Downgrade of Portlaoise hospital set to take place next year
Published 04/06/2015 | 02:30
The downgrading of Portlaoise Hospital's A&E department will take place early next year - making it certain the controversial plan will be a bitter election issue.
The HSE announced yesterday that the troubled hospital, where five babies died over several years, will no longer carry out complex surgery and patients will be transferred to St James's Hospital and Tullamore Hospital.
It is also to reduce the opening hours of the A&E, leaving it operating from 8am to 8pm in the interests of patient safety.
Dr Susan Reilly, head of the Midlands Hospital Group, said the transfer of surgery would take place shortly. No specific timetable has been set for changes to the A&E but it is expected to be implemented early next year.
The move follows last month's damning Hiqa report which highlighted ongoing safety risks in the hospital and condemned the failure of the HSE to respond to previous warnings over the years.
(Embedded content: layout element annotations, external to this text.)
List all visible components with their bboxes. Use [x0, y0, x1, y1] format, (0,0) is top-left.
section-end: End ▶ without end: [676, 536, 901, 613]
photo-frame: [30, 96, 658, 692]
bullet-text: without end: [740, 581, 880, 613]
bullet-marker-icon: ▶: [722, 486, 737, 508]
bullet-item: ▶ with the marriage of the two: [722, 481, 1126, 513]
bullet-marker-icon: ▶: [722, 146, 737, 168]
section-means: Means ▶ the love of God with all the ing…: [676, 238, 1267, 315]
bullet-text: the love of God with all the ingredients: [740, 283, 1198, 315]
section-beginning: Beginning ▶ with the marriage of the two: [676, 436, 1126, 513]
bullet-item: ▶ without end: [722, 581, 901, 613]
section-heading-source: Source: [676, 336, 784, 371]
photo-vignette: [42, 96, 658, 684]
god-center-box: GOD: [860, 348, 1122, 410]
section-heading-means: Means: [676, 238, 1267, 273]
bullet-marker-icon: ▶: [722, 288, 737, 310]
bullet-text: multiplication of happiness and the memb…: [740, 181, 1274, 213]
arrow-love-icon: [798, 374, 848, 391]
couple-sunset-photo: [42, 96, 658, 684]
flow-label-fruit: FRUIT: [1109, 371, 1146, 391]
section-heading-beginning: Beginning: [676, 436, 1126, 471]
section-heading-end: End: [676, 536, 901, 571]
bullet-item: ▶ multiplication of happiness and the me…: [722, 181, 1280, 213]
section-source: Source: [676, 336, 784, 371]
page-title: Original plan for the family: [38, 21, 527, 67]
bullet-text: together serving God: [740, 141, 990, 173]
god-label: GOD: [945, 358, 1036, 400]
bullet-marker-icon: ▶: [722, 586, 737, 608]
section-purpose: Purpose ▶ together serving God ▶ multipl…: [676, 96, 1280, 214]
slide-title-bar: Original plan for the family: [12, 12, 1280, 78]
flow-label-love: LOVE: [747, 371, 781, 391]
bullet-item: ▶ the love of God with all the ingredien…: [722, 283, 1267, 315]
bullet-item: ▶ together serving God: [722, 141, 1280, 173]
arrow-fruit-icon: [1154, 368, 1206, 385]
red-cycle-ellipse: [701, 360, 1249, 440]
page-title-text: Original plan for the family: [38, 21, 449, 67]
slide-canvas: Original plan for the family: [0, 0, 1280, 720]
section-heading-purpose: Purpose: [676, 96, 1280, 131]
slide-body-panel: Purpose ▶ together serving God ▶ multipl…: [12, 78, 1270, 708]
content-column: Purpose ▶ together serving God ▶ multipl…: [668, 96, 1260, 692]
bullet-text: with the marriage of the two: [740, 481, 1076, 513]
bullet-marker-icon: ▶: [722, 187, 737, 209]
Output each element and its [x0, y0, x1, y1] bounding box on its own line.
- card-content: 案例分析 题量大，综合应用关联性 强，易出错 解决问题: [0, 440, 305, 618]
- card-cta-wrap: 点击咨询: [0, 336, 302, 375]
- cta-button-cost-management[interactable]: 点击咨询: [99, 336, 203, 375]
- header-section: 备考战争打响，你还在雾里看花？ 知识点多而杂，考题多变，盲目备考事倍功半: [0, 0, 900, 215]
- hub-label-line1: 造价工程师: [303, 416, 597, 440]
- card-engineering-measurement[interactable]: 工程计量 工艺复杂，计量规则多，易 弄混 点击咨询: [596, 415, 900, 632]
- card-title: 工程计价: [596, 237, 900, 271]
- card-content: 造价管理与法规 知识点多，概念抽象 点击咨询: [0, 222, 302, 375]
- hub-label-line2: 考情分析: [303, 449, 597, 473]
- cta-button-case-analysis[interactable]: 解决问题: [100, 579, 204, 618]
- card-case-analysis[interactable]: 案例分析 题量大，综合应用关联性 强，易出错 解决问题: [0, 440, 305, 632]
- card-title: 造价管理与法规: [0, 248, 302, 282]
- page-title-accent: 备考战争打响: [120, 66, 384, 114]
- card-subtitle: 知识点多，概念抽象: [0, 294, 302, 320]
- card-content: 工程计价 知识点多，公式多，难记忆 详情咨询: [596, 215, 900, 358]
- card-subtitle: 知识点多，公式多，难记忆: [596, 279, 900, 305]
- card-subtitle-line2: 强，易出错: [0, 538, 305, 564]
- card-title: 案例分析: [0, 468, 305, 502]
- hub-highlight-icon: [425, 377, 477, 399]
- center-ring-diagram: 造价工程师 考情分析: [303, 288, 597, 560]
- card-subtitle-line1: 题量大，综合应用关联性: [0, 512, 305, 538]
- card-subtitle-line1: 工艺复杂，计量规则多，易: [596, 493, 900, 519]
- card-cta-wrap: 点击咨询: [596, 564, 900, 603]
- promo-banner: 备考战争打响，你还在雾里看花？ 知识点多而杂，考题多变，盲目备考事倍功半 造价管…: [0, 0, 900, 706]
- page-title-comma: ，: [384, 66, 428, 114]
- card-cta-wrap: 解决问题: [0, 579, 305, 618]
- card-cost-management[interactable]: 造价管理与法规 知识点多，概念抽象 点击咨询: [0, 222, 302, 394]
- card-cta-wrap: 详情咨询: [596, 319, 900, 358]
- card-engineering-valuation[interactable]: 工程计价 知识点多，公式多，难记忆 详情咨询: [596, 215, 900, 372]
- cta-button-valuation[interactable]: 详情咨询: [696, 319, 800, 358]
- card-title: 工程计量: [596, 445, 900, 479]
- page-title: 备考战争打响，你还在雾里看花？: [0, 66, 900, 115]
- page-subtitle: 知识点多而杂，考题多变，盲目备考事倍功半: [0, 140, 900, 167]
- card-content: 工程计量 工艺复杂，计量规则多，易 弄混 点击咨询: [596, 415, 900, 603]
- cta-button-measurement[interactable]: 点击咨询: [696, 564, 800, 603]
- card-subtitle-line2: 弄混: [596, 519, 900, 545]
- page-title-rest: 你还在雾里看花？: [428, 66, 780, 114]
Health Minister Leo Varadkar said last night: "The Government is committed to securing and further developing Portlaoise Hospital. Any change to its services will be undertaken in a planned and orderly manner with a view to maximising patient safety and improving patient outcomes, and not for financial reasons. This will take account of existing patient numbers, demands in other hospitals."
He said maternity, acute medical and paediatric services will continue, and that routine day surgery "is likely to be expanded".
"Patient safety and outcome must come first and, following concerns raised by Hiqa over the potentially unsafe low volume of complex operations carried out at the hospital, the Hospital Group has decided to move complex surgery to bigger centres," he said, but denied it amounted to "downgrading".
The move is expected to leave Government party candidates in the next general election on the backfoot, and open the way for an Independent hospital candidate to steal votes.
Labour party Senator John Whelan said it was a clear downgrading of the hospital and warned it is the only emergency department between Naas and Limerick.
"I have no difficulty with the transfer of a small number of complex surgeries but I am vehemently opposed to the slow but inevitable closure of the A&E."
Local Fine Gael TD and Foreign Affairs Minister Charlie Flanagan, who previously opposed moves to downgrade the hospital, said: "I welcome the fact that a period of consultation is underway."
The Hiqa report said surgeons were not seeing enough patients needing complex operations to ensure safety.
The A&E unit has also been beset with problems trying to recruit doctors and a HSE internal report said it should be shut down last year. There are now major fears that other over-stretched A&E departments will not be able to cope when Portlaoise's opening hours are reduced. Dr Reilly insisted the hospital is currently safe.